I have found caffeine pills (taken sparingly, and on a full stomach) to be a handy delivery mechanism. If I have the time, coffee is definitely a tastier choice, but the pills are certainly effective.

Taken on a full stomach I find them to be only slightly stronger than a large mug of coffee.

One interesting thing I've noticed is that when I drink a cup of coffee it takes time (time, or second degree burns). During this time my mind can rest or wake-up, meaning that not only do I get the caffeine but I get a more natural rejuvenation. The caffeine pills provide the former but not the latter; I find myself very alert but my brain thinks as slow as if I just woke up. A very interesting sensation - as if I can recall being quick witted but just can't seem to muster it in the moment.

The caffeine burst helps with the immediate functions (speech, writing, parsing conversations, rote math) but not with deeper thought (argument, analysis, complex math, etc).

Comment Re:Erm (Score 2, Insightful) 461

And how do you explain to the authorities why you are paying for an overseas VPN account with a fake name and a pre-paid Visa? Granted, none of those things are technically illegal in the US [...]

What, is the US government my mom? I don't have to explain myself. It's none of the US government's business if I want to have candy after dinner and stay up late on a school night.

I think part of The Problem is that people are beginning to think how you are thinking: "But how will you justify your legal actions to the government?" The proper sentiment is "Why on earth does the government care why I'm doing perfectly legal things?"

I pay my taxes. I am not a felon. I've paid my "rent" so to speak and in return I get a handful of rights, a secure nation to live in, and (theoretically) a solid economy to base my finances on. And that is where my relationship with the government ends.

(Though as a side-note: no affordable health care, no decent public transportation, poor economy, limited social rights, and a questionable education system... I'm not sure I'm getting my money's worth anymore!)

Comment Re:Might Actually be GOOD for the Movie Industry (Score 1) 461

they are to greedy to understand that they would make a lot more delivering something that people want that they could own than trying to squeeze a nickel out of everything even if it costs most of it to try make it work and have a draconian DRM system.

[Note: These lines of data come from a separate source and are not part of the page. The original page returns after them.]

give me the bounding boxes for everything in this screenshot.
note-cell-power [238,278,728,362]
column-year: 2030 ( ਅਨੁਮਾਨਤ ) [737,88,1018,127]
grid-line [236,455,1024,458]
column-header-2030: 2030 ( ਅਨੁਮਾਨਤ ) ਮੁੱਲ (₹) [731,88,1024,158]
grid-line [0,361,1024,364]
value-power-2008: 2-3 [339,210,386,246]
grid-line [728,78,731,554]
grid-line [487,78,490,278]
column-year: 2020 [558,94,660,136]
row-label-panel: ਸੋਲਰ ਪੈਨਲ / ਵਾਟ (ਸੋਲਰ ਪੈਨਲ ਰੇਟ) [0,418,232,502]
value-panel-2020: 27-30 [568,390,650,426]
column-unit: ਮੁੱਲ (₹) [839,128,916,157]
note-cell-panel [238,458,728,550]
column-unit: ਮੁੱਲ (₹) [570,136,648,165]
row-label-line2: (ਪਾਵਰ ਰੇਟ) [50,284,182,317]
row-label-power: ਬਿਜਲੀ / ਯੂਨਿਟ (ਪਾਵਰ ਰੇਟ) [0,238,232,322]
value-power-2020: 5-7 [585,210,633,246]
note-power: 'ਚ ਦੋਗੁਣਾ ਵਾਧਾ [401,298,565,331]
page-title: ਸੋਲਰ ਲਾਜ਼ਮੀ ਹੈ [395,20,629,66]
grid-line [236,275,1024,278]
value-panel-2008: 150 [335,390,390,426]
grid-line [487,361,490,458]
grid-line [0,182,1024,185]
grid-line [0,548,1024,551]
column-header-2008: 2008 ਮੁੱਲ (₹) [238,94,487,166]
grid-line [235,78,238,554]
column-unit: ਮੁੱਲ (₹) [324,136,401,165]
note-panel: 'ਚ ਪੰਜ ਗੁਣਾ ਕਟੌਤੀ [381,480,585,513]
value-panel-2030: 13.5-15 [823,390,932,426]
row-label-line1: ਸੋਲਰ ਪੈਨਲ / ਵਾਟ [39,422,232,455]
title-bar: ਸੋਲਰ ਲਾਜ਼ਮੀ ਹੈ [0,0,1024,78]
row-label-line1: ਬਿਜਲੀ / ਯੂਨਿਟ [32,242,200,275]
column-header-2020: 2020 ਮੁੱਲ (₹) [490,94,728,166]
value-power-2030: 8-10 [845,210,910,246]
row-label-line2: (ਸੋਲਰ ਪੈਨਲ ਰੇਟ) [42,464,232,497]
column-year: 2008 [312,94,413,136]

I think a lot of this is driven by egos, control, and middle manager charts that are out of touch with the real world.

I've never really understood this. The MPAA and RIAA (and every company ever) employ people whose job it is to figure out how to maximize profit. The MPAA and RIAA, however, just keep pushing the same tune. They're searching for the peak of the parabola but they're already too far to the right - rather than backtrack they just keep going further: "maybe if we just push the same idea a little harder... the slope has to change sometime!"

The parent blames it on "egos, control, and middle manager charts that are out of touch with the real world" but to have two cartels that are from the top down completely lost? At any legitimate company that's when the board fires the CEO or the CEO shuffles the board and you hire a consultant to tell you "you're idiots, the money is all over there!" (Granted these organizations are structured differently but the concept still applies).

With every further lawsuit and lobbying attempt, I get the idea that the MPAA and RIAA just hate movies and music, and they don't want anybody else to enjoy it either. After all, that's about the only goal they're achieving.

Comment Some bot-killers (Score 1) 288

The bots described do sound impressive, but the questions asked are mostly trivial ("How is the weather?") or predictable ("Are you the human or the computer?").

A good bot-killer should be linguistically simple, culturally independent, but require analysis of human concepts based on personal feelings.

Some bot-killers:
  • How do you feel about your father's relationship with his mother?
  • As a child, did you ever wonder what sort of parent you would make?
  • Do you think you could ever change your opinion of economic policy?